ZnDoor hits organizations in Japan

  • Delivered through React2Shell exploitation, with payloads fetched via bash and wget from 45.76.155[.]14
  • Operates as a remote access trojan that receives and executes attacker commands
  • Supported commands include:
    • shell and interactive_shell
    • explorer (list directories), explorer_cat (read file), explorer_delete (delete), explorer_upload/download (file transfer)
    • system (gather system info)
    • change_timefile (alter file timestamps)
    • socket_quick_startstreams (start SOCKS5 proxy)
    • start_in_port_forward / stop_in_port (port forwarding control)
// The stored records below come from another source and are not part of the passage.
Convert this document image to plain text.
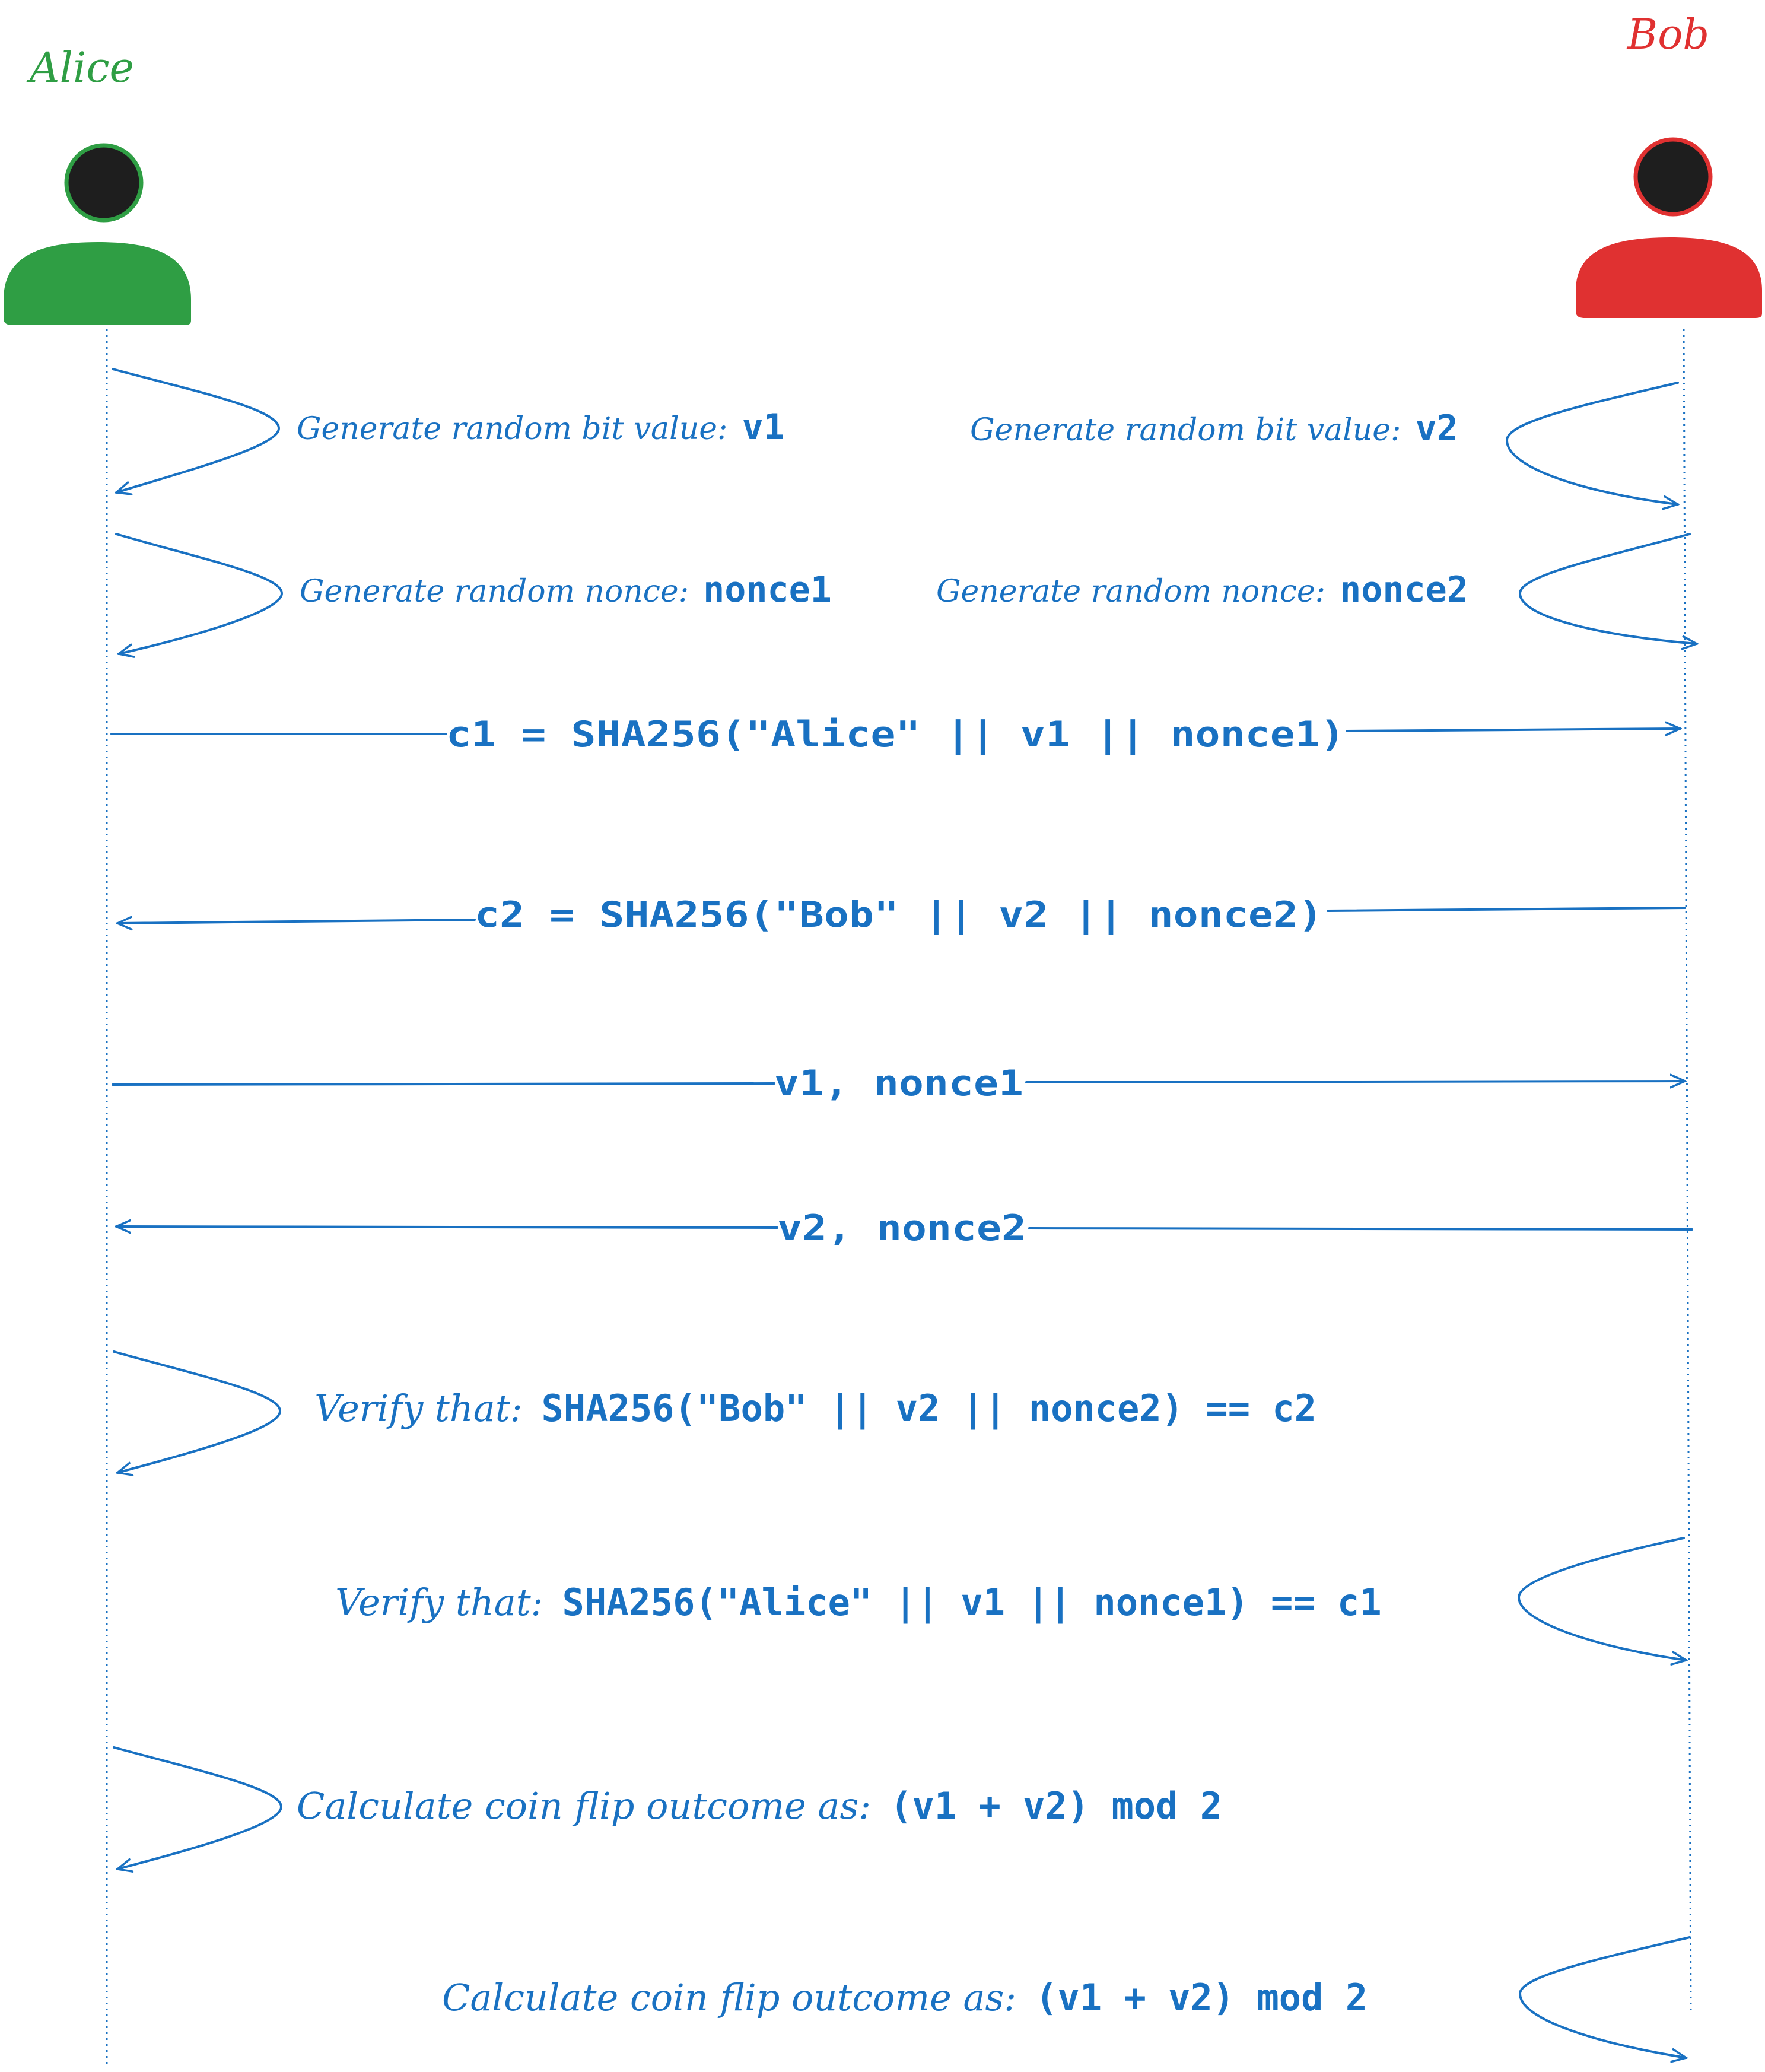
Alice
Bob
Generate random bit value: v1	Generate random bit value: v2
Generate random nonce: nonce1	Generate random nonce: nonce2
c1 = SHA256("Alice" || v1 || nonce1)
c2 = SHA256("Bob" || v2 || nonce2)
v1, nonce1
v2, nonce2
Verify that: SHA256("Bob" || v2 || nonce2) == c2
Verify that: SHA256("Alice" || v1 || nonce1) == c1
Calculate coin flip outcome as: (v1 + v2) mod 2
Calculate coin flip outcome as: (v1 + v2) mod 2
Broader exploitation at scale

  • Google observed multiple China-nexus groups abusing CVE-2025-55182 to deploy varied payloads:
    • UNC6600: MINOCAT tunneler
    • UNC6586: SNOWLIGHT downloader
    • UNC6588: COMPOOD backdoor
    • UNC6603: HISONIC (Go backdoor) using Cloudflare Pages and GitLab for config retrieval
    • UNC6595: Linux ANGRYREBEL (aka Noodle RAT)
  • Microsoft reports post-exploitation includes reverse shells to known Cobalt Strike servers, installation of RMM tools like MeshAgent, modifying authorized_keys, and enabling root login
  • Payloads seen: VShell, EtherRAT, SNOWLIGHT, ShadowPad, XMRig
  • Operators are leveraging Cloudflare Tunnel endpoints (*.trycloudflare.com) to blend in, while mapping environments for lateral movement and credential theft

Cloud and secrets theft

  • Credential harvesting focused on Azure, AWS, GCP, and Tencent Cloud by abusing cloud Instance Metadata Service (IMDS) endpoints to obtain identity tokens
  • Attackers used TruffleHog, Gitleaks, and custom scripts to extract secrets
  • Attempts included harvesting OpenAI API keys, Databricks tokens, and Kubernetes service-account credentials, plus use of Azure CLI (az) and Azure Developer CLI (azd) to obtain tokens

Operation PCPcat: Next.js exploitation

  • Separate campaign exploits Next.js flaws (CVE-2025-29927 and CVE-2025-66478, the latter a React2Shell duplicate) to systematically exfiltrate:
    • .env files (.env, .env.local, .env.production, .env.development)
    • System environment variables
    • SSH keys (~/.ssh/id_rsa, ~/.ssh/id_ed25519, /root/.ssh/*)
    • Cloud credentials (~/.aws/credentials, ~/.docker/config.json)
    • Git credentials (~/.git-credentials, ~/.gitconfig)
    • Command history (~/.bash_history)
    • Sensitive system files (/etc/shadow, /etc/passwd)
  • Persistence established, SOCKS5 proxy installed, reverse shell to 67.217.57[.]240:888, and a React scanner deployed for further propagation
  • Estimated 59,128 servers already breached; activity suggests industrial-scale data exfiltration

Exposure snapshot

  • Shadowserver tracks over 111,000 IPs vulnerable to React2Shell, with the U.S. leading (~77,800), followed by Germany (~7,500), France (~4,000), and India (~2,300)
  • GreyNoise observed 547 malicious IPs across the U.S., India, the U.K., Singapore, and the Netherlands in the past 24 hours

Defender considerations

  • Patch and mitigate CVE-2025-55182 urgently; review Next.js deployments for related issues
  • Monitor for unusual egress, Cloudflare Tunnel usage, and peer-to-peer traffic patterns
  • Audit IMDS access, rotate credentials, and scan for leaked secrets in code and CI/CD
  • Hunt for masquerading processes (e.g., fake swap daemons) and anomalous SSH key changes

Note: The report was updated to include additional technical details on KSwapDoor.